Amersfoort, Mpumalanga - These three men and two women are South Africa’s best BMW off-road riders, the top five of 28 finalists who competed last weekend for a place on the South African team that will take on the best in the world at the International GS Trophy in Mongolia during June 2018.
The International GS Trophy began in South Africa in 2004 as the GS Challenge as a test of riding, adventure and teamwork skills, open to all non-professional BMW riders. But just getting to Country Trax at Amersfoort, home of the legendary Jan ‘Staal’ du Toit, was an achievement. The 28 finalists were selected from hundreds of GS riders at six GS Trophy SA regional qualifiers, held across the country in March 2017.

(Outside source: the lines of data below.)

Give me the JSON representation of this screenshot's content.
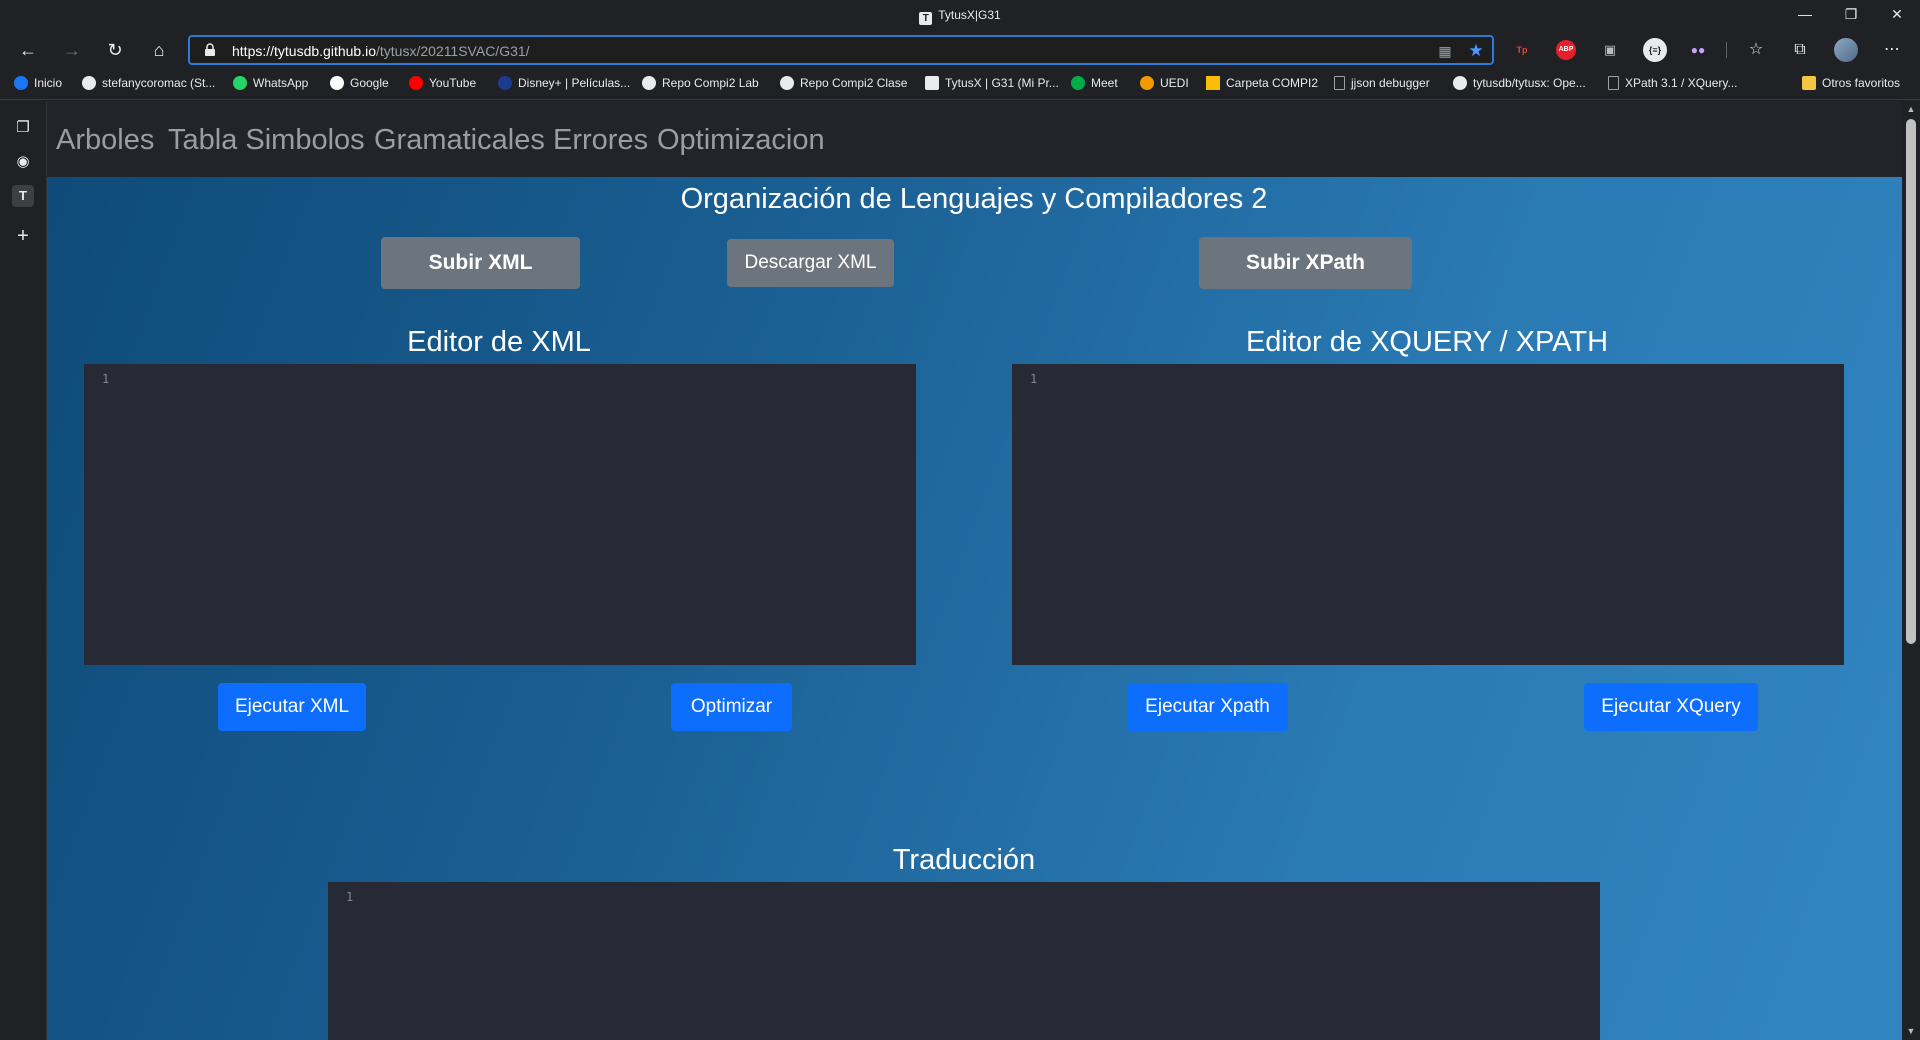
{
  "window": {
    "title": "TytusX|G31",
    "controls": [
      "minimize-icon",
      "restore-icon",
      "close-icon"
    ]
  },
  "toolbar": {
    "url_host": "https://tytusdb.github.io",
    "url_path": "/tytusx/20211SVAC/G31/",
    "icons": [
      "back-icon",
      "forward-icon",
      "refresh-icon",
      "home-icon",
      "lock-icon",
      "grid-icon",
      "star-icon",
      "favorites-icon",
      "collections-icon",
      "profile-avatar",
      "more-icon"
    ],
    "extensions": [
      {
        "label": "Tp",
        "color": "#e0443a",
        "name": "tp-extension-icon"
      },
      {
        "label": "ABP",
        "color": "#e5202b",
        "name": "adblock-extension-icon"
      },
      {
        "label": "▣",
        "color": "#555555",
        "name": "screenshot-extension-icon"
      },
      {
        "label": "{≡}",
        "color": "#e8eaed",
        "name": "json-extension-icon"
      },
      {
        "label": "👓",
        "color": "#6a4fb0",
        "name": "glasses-extension-icon"
      }
    ]
  },
  "bookmarks": [
    {
      "label": "Inicio",
      "color": "#1877f2"
    },
    {
      "label": "stefanycoromac (St...",
      "color": "#e8eaed"
    },
    {
      "label": "WhatsApp",
      "color": "#25d366"
    },
    {
      "label": "Google",
      "color": "#ffffff"
    },
    {
      "label": "YouTube",
      "color": "#ff0000"
    },
    {
      "label": "Disney+ | Películas...",
      "color": "#1b3b8f"
    },
    {
      "label": "Repo Compi2 Lab",
      "color": "#e8eaed"
    },
    {
      "label": "Repo Compi2 Clase",
      "color": "#e8eaed"
    },
    {
      "label": "TytusX | G31 (Mi Pr...",
      "color": "#e8eaed"
    },
    {
      "label": "Meet",
      "color": "#00ac47"
    },
    {
      "label": "UEDI",
      "color": "#f29900"
    },
    {
      "label": "Carpeta COMPI2",
      "color": "#fbbc04"
    },
    {
      "label": "jjson debugger",
      "color": "#9aa0a6"
    },
    {
      "label": "tytusdb/tytusx: Ope...",
      "color": "#e8eaed"
    },
    {
      "label": "XPath 3.1 / XQuery...",
      "color": "#9aa0a6"
    }
  ],
  "other_favorites": "Otros favoritos",
  "nav": {
    "links": [
      "Arboles",
      "Tabla Simbolos",
      "Gramaticales",
      "Errores",
      "Optimizacion"
    ]
  },
  "main": {
    "title": "Organización de Lenguajes y Compiladores 2",
    "upload_xml": "Subir XML",
    "download_xml": "Descargar XML",
    "upload_xpath": "Subir XPath",
    "xml_editor_title": "Editor de XML",
    "xquery_editor_title": "Editor de XQUERY / XPATH",
    "line_number": "1",
    "run_xml": "Ejecutar XML",
    "optimize": "Optimizar",
    "run_xpath": "Ejecutar Xpath",
    "run_xquery": "Ejecutar XQuery",
    "translation_title": "Traducción"
  }
}
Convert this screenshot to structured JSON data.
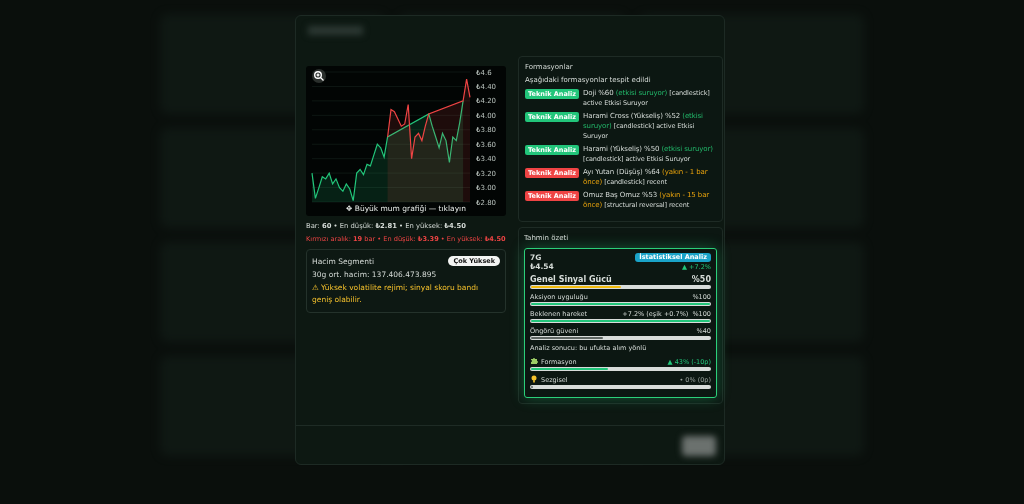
{
  "chart": {
    "caption": "✥ Büyük mum grafiği — tıklayın",
    "chart_data": {
      "type": "area",
      "grid": true,
      "yticks": [
        {
          "value": 2.8,
          "label": "₺2.80"
        },
        {
          "value": 3.0,
          "label": "₺3.00"
        },
        {
          "value": 3.2,
          "label": "₺3.20"
        },
        {
          "value": 3.4,
          "label": "₺3.40"
        },
        {
          "value": 3.6,
          "label": "₺3.60"
        },
        {
          "value": 3.8,
          "label": "₺3.80"
        },
        {
          "value": 4.0,
          "label": "₺4.00"
        },
        {
          "value": 4.2,
          "label": "₺4.20"
        },
        {
          "value": 4.4,
          "label": "₺4.40"
        },
        {
          "value": 4.6,
          "label": "₺4.6"
        }
      ],
      "ylim": [
        2.8,
        4.6
      ],
      "series": [
        {
          "color": "#22c57a",
          "values": [
            3.2,
            2.85,
            3.0,
            3.15,
            3.12,
            3.2,
            3.05,
            3.12,
            3.0,
            2.95,
            3.05,
            2.98,
            2.82,
            3.2,
            3.25,
            3.18,
            3.32,
            3.3,
            3.45,
            3.6,
            3.55,
            3.42,
            3.7,
            null,
            null,
            null,
            null,
            null,
            null,
            null,
            null,
            null,
            null,
            null,
            4.02,
            3.85,
            3.7,
            3.55,
            3.75,
            3.65,
            3.35,
            3.7,
            3.65,
            3.9,
            4.2,
            null,
            null
          ]
        },
        {
          "color": "#ef4444",
          "values": [
            null,
            null,
            null,
            null,
            null,
            null,
            null,
            null,
            null,
            null,
            null,
            null,
            null,
            null,
            null,
            null,
            null,
            null,
            null,
            null,
            null,
            null,
            3.7,
            4.08,
            4.05,
            3.95,
            3.85,
            3.88,
            4.15,
            3.4,
            3.7,
            3.75,
            3.65,
            3.85,
            4.02,
            null,
            null,
            null,
            null,
            null,
            null,
            null,
            null,
            null,
            4.2,
            4.5,
            4.25
          ]
        }
      ]
    }
  },
  "stats": "Bar: **60** • En düşük: **₺2.81** • En yüksek: **₺4.50**",
  "red_stats": "Kırmızı aralık: **19** bar • En düşük: **₺3.39** • En yüksek: **₺4.50**",
  "volume": {
    "title": "Hacim Segmenti",
    "badge": "Çok Yüksek",
    "average": "30g ort. hacim: 137.406.473.895",
    "warning": "⚠ Yüksek volatilite rejimi; sinyal skoru bandı geniş olabilir."
  },
  "formations": {
    "title": "Formasyonlar",
    "subtitle": "Aşağıdaki formasyonlar tespit edildi",
    "items": [
      {
        "badge": "Teknik Analiz",
        "color": "#22c57a",
        "name": "Doji %60",
        "note": "(etkisi suruyor)",
        "kind": "active",
        "detail": "[candlestick] active Etkisi Suruyor"
      },
      {
        "badge": "Teknik Analiz",
        "color": "#22c57a",
        "name": "Harami Cross (Yükseliş) %52",
        "note": "(etkisi suruyor)",
        "kind": "active",
        "detail": "[candlestick] active Etkisi Suruyor"
      },
      {
        "badge": "Teknik Analiz",
        "color": "#22c57a",
        "name": "Harami (Yükseliş) %50",
        "note": "(etkisi suruyor)",
        "kind": "active",
        "detail": "[candlestick] active Etkisi Suruyor"
      },
      {
        "badge": "Teknik Analiz",
        "color": "#ef4444",
        "name": "Ayı Yutan (Düşüş) %64",
        "note": "(yakın - 1 bar önce)",
        "kind": "recent",
        "detail": "[candlestick] recent"
      },
      {
        "badge": "Teknik Analiz",
        "color": "#ef4444",
        "name": "Omuz Baş Omuz %53",
        "note": "(yakın - 15 bar önce)",
        "kind": "recent",
        "detail": "[structural reversal] recent"
      }
    ]
  },
  "forecast": {
    "title": "Tahmin özeti",
    "horizon": "7G",
    "badge": "İstatistiksel Analiz",
    "price": "₺4.54",
    "change": "▲ +7.2%",
    "signal": {
      "label": "Genel Sinyal Gücü",
      "value": "%50",
      "level": 0.5
    },
    "metrics": [
      {
        "label": "Aksiyon uyguluğu",
        "value": "%100",
        "level": 1,
        "kind": "good"
      },
      {
        "label": "Beklenen hareket",
        "extra": "+7.2% (eşik +0.7%)",
        "value": "%100",
        "level": 1,
        "kind": "good"
      },
      {
        "label": "Öngörü güveni",
        "value": "%40",
        "level": 0.4,
        "kind": "neutral"
      }
    ],
    "conclusion": "Analiz sonucu: bu ufukta alım yönlü",
    "factors": [
      {
        "label": "Formasyon",
        "value": "▲ 43% (-10p)",
        "level": 0.43,
        "kind": "good"
      },
      {
        "label": "Sezgisel",
        "value": "• 0% (0p)",
        "level": 0,
        "kind": "neutral"
      }
    ]
  }
}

The top three from each region made it to Amersfoort, along with the top nine women, irrespective of where they came from. The women would not be competing for a place in the SA team (although women have succeeded in winning selection for national GS Trophy teams in the past). his year SA’s two top lady GS riders would instead got through to the next round to compete against women from around the world in November 2017 for one of just three places on the International GS Trophy Women's Team.
For three long days the 28 finalists had had their riding ability, endurance, technical skills, teamwork and mental toughness tested to the limit and beyond during 19 exercises - each designed by Du Toit to be just this side of impossible.
But in the end there could be only three - and they are Mark Dickinson and Eugene Fourie from Gauteng and Chris Meyer from the Eastern Cape. They’re all too aware that they have big tyre track to fill; their predecessors, Charl Moolman, Byron Coetsee and John Harris, were the outright winners of the previous edition of this biennial competition in 2016 in Thailand.
The two women who will go through to the final selection for the Female Team are Linda Steyn and Ezelda van Jaarsveld. If they make it, they will join Dickinson, Fourie and Meyer, and 14 other teams from Argentina, Australia, Canada, China, France, Germany, Japan, Latin America, Mexico, Russia, Southeast Asia, South Korea, the United Kingdom and the United States for seven days of some of the toughest riding in the world, to strict time schedules, punctuated by skills tests, mental and physical challenges and monumental sleep deprivation.
Your brother’s keeper
There are no individual prizes on the GS Challenge - it is the team with the best combined score that wins, so you are as responsible for the performance of your team-mates as your own.
The five South African riders will be kitted out by BMW, flown to Mongolia and mounted on brand new, personalised BMW R1200 GS motorcycles for the duration of the event.